Regina Steinhäußer, die dem Geschäft 30 Jahre lang
die Treue gehalten hatte, wollte sich weder mit der Arbeitslosigkeit
abfinden, noch sich in einem anderen Betrieb einer neuen Geschäftsführung
unterordnen. Der Besuch des Stammkunden Enderlein in den letzten
März-Tagen gab den Ausschlag. Das geht doch nicht,
fanden beide und beschlossen, sich die entstehende Chance zu Nutze
zu machen und den Schritt in die Selbstständigkeit zu wagen.
Nicht weit entfernt von dem ehemaligen Ladenlokal in der Hardenbergstraße
fanden die beiden Räumlichkeiten in bester Lage. Nur wenige
Schritte vom Savignyplatz entfernt und noch erreichbar für
Studenten und Lehrer der Hochschule der Künste haben sie gute
Chancen, die verwaisten Kunden wieder an sich zu binden.

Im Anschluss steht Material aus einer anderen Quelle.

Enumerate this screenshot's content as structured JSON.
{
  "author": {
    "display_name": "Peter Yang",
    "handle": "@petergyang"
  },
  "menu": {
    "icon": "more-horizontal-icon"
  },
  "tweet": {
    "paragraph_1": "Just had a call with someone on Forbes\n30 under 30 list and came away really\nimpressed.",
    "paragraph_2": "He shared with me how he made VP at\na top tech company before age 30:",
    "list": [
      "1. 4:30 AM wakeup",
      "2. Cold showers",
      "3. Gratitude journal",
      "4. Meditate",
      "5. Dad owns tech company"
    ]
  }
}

Auch, wenn die Konkurrenz in der Zeit des Vakuums nicht geschlafen
hat. Der große Wettbewerber, die Musikalienhandlung Riedel,
beäugte die Neugründung misstrauisch. Und auch das Kulturkaufhaus
Dussmann hätte vom Wegfall eines Konkurrenten profitieren können.
Aber Konkurrenz belebt das Geschäft. In einer (Kultur-) Metropole
wie Berlin ist das Nebeneinander von drei Großen wirtschaftlich
mehr als tragbar, und der Kunde kann davon nur profitieren.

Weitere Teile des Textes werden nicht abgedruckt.